1. Create a file called `sheets.py` that contains the following code:
```python
from googleapiclient.discovery import build
from googleapiclient.errors import HttpError
from pprint import pprint
from argparse import ArgumentParser
parser = ArgumentParser()
parser.add_argument("-s", "--sheet-id", dest="SHEET_ID",
help="ID of a Google Sheet")
parser.add_argument("-r", "--range", dest="RANGE",
help="Range of cells in A1 or R1C1 notation")
args = parser.parse_args()
# The ID and range of a sample spreadsheet.
# SHEET_ID = '1ThBiDsAtMhfwvPXW39siZkZPdFS3FW_IGgQuET4YjnM'
# RANGE = 'scores!A:E'
try:
service = build('sheets', 'v4')
# Call the Sheets API
result = service.spreadsheets().values().get(
spreadsheetId=args.SHEET_ID, range=args.RANGE).execute()
rows = result.get('values', [])
if not rows:
print('No data found.')
# print('{0} rows retrieved.'.format(len(rows)))
pprint(rows)
except HttpError as err:
print(err)
```
1. Run the code in this file by running `python sheets.py -s=SHEET_ID -r=RANGE` in the command line, where:
- `SHEET_ID` is the ID of a sheet that that you can access
- `RANGE` is the name of a tab and a range of cells, such as `Sheet1\!A1:E5`.
You will probably need to escape the exclamation mark with a backslash, as shown in the example.
Running this code prints the values of some cells of this file sheet in the command line.
## Use GCP through code that runs on GCP
You can use the GCP through code that runs on the GCP itself.
This is the same as running code unsupervised or automatically as part of a service, without needing to log into your Google account.
Therefore you need a service account. [Contact the Data Engineering community on Slack](https://gds.slack.com/archives/C032AH1D6MU) to ask for a service account, saying what [roles and permissions]() it requires.
[Contact the Data Engineering community on Slack](https://gds.slack.com/archives/C032AH1D6MU) to ask them to attach the service account to the resource in GCP that the code will run in.
You should not need to modify your code, because this code will automatically find and use the service account credentials.

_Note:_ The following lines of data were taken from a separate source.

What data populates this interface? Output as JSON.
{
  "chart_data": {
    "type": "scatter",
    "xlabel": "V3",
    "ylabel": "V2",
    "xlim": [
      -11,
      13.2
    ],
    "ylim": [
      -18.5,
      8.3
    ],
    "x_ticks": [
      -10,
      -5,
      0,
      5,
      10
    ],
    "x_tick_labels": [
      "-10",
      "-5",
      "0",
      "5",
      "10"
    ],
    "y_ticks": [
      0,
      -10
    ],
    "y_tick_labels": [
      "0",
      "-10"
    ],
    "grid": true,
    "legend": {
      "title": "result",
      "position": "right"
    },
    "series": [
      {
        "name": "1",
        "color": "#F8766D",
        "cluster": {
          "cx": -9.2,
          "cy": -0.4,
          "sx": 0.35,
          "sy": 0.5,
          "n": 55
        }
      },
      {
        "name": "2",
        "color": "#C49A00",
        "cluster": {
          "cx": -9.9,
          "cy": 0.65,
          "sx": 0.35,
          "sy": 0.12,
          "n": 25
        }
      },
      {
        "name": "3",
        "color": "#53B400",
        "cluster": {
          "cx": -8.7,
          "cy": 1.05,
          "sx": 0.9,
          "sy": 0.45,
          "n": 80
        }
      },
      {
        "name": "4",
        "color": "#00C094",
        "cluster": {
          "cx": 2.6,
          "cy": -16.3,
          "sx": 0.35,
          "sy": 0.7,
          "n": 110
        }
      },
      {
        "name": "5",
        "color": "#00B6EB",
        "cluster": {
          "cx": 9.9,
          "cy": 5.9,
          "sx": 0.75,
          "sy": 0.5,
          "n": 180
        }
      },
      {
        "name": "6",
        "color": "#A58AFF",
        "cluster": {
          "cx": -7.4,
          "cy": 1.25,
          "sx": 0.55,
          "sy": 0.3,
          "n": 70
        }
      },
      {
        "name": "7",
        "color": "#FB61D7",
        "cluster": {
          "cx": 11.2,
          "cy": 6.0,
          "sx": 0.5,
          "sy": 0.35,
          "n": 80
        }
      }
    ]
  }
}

### Access files on Google Drive, such as Sheets and Docs, using a service account
In Google Drive, share the files with the email address of the service account.
## Impersonate a service account on your local device
1. [Contact the Data Engineering community on Slack](https://gds.slack.com/archives/C032AH1D6MU) to get a service account that grants your personal account the role __Service Account Token Creator__, which includes the permission __iam.serviceAccounts.getAccessToken__.
Note the email address of the service account.
1. Follow the [documentation on using GCP through the command line on your local machine](#use-gcp-through-the-command-line-on-your-local-machine).
1. Run `gcloud auth application-default login --impersonate-service-account=EMAIL_ADDRESS` on the command line, where `EMAIL_ADDRESS` is the email of the service account, ending in `.iam.gserviceaccount.com`.
The Google Cloud client libraries will now use the service account.
## Use GCP from code that runs on Google Colab
Paste and run the following code into a cell in a Colab notebook.
```py
from google.colab import auth
# Authenticate the user - follow the link and the prompts to get an authentication token
auth.authenticate_user()
```
## Avoid using a credentials file
[You should not use a credentials file](https://cloud.google.com/blog/products/identity-security/how-to-authenticate-service-accounts-to-help-keep-applications-secure) because they pose a security risk.
The Google Cloud client libraries will automatically find the credentials that it needs, whether you are running code on your local device or in GCP itself.